Sean, you were a Motul fan even before forming a partnership. Why did you choose Motul for your bikes?
That’s what everyone recommended. I stopped using other products because I didn’t believe in them. All the products I use, from air filter cleaner to the oils and chain lube, worked great and I never had a problem with it. I’ve been racing motocross for quite a long time now and I’ve always used Motul products by choice from my dealership back in Australia. One of my suppliers in the workshop hooked me up with a Motul sponsorship. I’ve been using Motul for the last three years since I’ve been in Canada. It’s been going great.
How crucial are good lubricants in helping you achieve your goals?
Oh, for sure. There are so many variables in motocross racing. And there’s so many risks involved: your bike, yourself, the competitors, the track. The more risk you can lessen the better. So, to have reliability with your engine and motorcycle, to be able to rely on something and know you can get to the end of the race, is great. I then don’t have to think about things like that, and just worry about myself.
Can you tell us a bit more about your motocross career?
I went to America for six months in 2014 to race with MX Heaven, based in California. We did a lot of AMA Amateur Nationals. I now live north of Vancouver, BC. My biggest event last year was at Washougal, an eight-hour drive away near Portland. This year, there hasn’t been much racing. It’s been difficult to get to the races.
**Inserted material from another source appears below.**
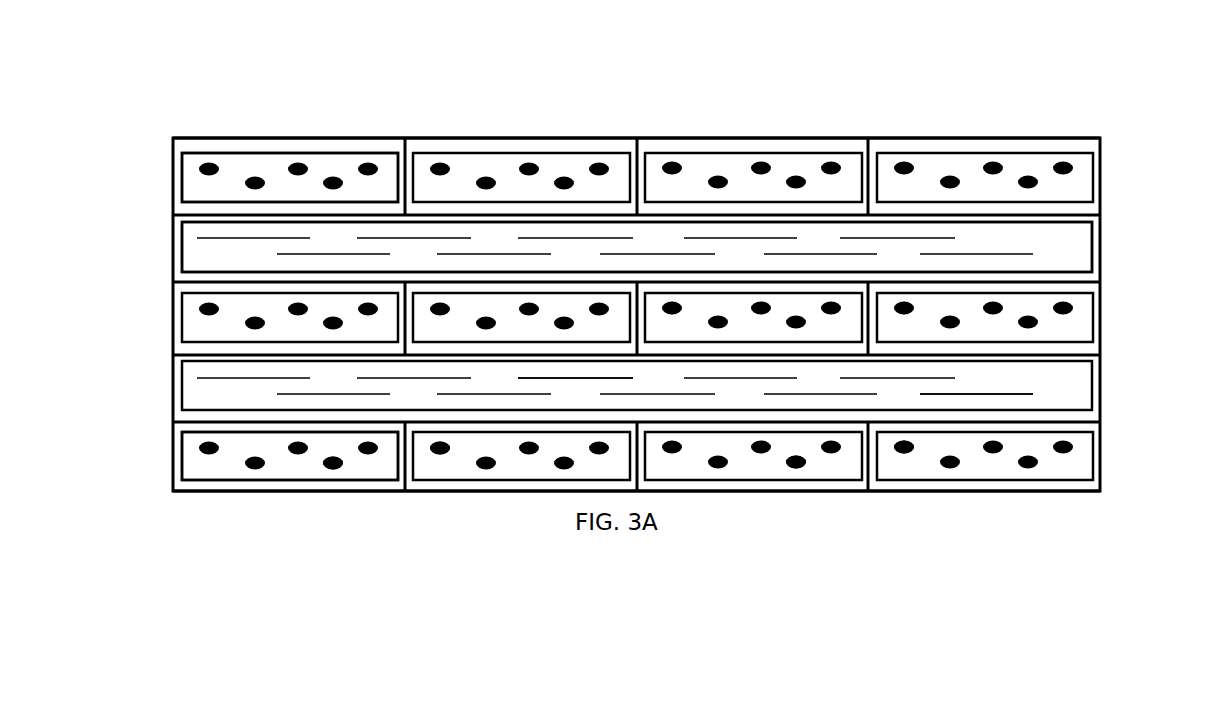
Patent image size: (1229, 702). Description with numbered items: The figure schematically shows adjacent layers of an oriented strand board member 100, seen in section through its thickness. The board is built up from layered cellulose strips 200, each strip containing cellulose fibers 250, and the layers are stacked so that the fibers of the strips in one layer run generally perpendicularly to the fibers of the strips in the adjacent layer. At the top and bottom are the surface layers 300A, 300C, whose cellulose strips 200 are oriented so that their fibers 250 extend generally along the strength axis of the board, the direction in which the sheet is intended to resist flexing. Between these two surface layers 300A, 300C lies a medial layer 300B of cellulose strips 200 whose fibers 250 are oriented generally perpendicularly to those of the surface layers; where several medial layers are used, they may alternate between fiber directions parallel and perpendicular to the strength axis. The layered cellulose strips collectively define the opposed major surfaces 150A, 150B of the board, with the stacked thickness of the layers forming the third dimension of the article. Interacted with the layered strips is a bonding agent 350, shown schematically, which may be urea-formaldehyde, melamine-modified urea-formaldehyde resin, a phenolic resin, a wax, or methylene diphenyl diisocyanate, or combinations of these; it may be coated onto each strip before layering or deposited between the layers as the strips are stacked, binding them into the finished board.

But hopefully next year we can get back on the road and do some racing. I used to live in Australia and worked my way up through the classes, ending up at the ‘A’ grade. The motocross scene here in Canada is a little bit different to elsewhere. It’s a lot more on the east coast and, for the events on the west, you have to drive long distances to get to them. It’s a big commitment, especially finding people to go with you. It’s a dangerous sport, and you can’t really go by yourself all the time because those distances are pretty draining to drive and then you have to race when you get there.
Do you have a team or are you independent?
No, I’m independent. I started working at a motorcycle store in Whistler and I get good deals through them, as well as the Motul products. I’m stoked to have this deal with Motul.
You must spend a lot of time working on the bike?
I’m a qualified mechanic. I work in a car workshop, and every night I stay back, and change my tyres, do my servicing and so on. I’m very hands-on and do it all myself. I take great pride in that and knowing that when I’m on the gate I’m relying 100% on my own skill to get my bike there.
Which side do you prefer, the tinkering on the bike or the racing?
I do miss racing because I haven’t done a lot recently. But I do really enjoy working on the bikes as well. I’ve got a Kawasaki 450 and a two-stroke. The Kawasaki is quite new so doesn’t need that much maintenance. If you’re putting good products through it, it kind of looks after itself. But the two-stroke takes a lot of time to fix and maintain.
Looking through your Instagram, you come across as a bit of an adrenalin junkie. Is that what drives you and why you keep competing in motocross.
I moved to Whistler BC because it’s a big adrenalin capital. I do a lot of downhill mountain biking and enduro trails and it’s got a thriving motocross scene. I like to live on the edge a bit and always keep something exciting in my life to keep pushing and seeing where my limits are.